Через несколько дней она отыскала у себя старую книжку «Большие надежды»[46], которая была ей уже не нужна, и отдала Бобу. Он с благодарностью взял ее, принес домой, всю ночь не смыкал глаз, прочитал до конца и наутро заговорил о ней с мисс Тейлор. Теперь каждый день он встречал ее неподалеку от ее дома, и почти каждый раз она начинала: «Боб…» — и хотела сказать, что не надо больше ее встречать, но так и не договаривала, а он по дороге в школу и из школы рассуждал с ней о Диккенсе, Киплинге, По и других писателях. В пятницу утром она нашла на своем столе бабочку. Она хотела уже спугнуть ее, но бабочка оказалась мертвой, ее положили на стол, пока мисс Тейлор не было в классе. Через головы учеников она посмотрела на Боба, но он сидел, уставившись в книгу; не читая, а просто уставившись.
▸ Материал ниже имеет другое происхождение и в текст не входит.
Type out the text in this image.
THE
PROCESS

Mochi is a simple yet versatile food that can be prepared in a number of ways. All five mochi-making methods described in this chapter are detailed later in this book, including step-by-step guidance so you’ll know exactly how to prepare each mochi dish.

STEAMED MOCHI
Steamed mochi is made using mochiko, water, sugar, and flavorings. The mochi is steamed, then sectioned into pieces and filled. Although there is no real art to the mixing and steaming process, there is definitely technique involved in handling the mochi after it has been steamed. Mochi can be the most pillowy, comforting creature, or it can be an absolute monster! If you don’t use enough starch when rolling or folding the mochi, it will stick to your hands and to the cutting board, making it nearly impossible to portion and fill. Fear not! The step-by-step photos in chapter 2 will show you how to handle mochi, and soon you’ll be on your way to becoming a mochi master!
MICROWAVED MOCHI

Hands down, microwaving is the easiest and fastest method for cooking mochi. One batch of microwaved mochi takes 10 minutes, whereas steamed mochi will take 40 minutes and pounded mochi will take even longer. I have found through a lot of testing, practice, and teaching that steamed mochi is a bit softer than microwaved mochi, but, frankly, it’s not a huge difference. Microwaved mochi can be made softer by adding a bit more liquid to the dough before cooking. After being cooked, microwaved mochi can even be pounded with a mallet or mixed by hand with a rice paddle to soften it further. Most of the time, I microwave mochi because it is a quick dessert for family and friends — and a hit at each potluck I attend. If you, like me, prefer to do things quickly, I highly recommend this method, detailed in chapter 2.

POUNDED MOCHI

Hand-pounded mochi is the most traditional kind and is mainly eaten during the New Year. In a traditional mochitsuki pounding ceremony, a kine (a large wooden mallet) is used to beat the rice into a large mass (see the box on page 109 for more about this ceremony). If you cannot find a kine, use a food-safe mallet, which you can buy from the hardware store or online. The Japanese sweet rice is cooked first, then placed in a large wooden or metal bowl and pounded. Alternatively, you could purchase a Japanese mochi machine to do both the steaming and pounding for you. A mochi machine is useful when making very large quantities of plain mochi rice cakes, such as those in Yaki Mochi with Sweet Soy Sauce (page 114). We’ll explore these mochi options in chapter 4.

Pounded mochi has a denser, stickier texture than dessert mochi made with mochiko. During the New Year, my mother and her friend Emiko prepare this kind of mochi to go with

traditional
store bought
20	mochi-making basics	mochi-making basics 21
Примерно тогда она впервые поймала себя на том, что не в состоянии вызвать Боба отвечать. Ее карандаш зависал над его фамилией, а потом она вызывала кого-то другого, выше или ниже по списку. И когда они шли в школу или из школы, она не могла на него посмотреть. Зато в иные дни, ближе к вечеру, когда он высоко поднимал руку, стирая с доски арифметические символы, она ловила себя на том, что долгие мгновения смотрит на него, прежде чем снова возвратиться к своим тетрадям.
И вот однажды субботним утром, когда он стоял посреди ручья в закатанных до колен штанах и, наклонившись, ловил под камнями раков, он вдруг поднял глаза, а на берегу, у самой воды, — мисс Энн Тейлор.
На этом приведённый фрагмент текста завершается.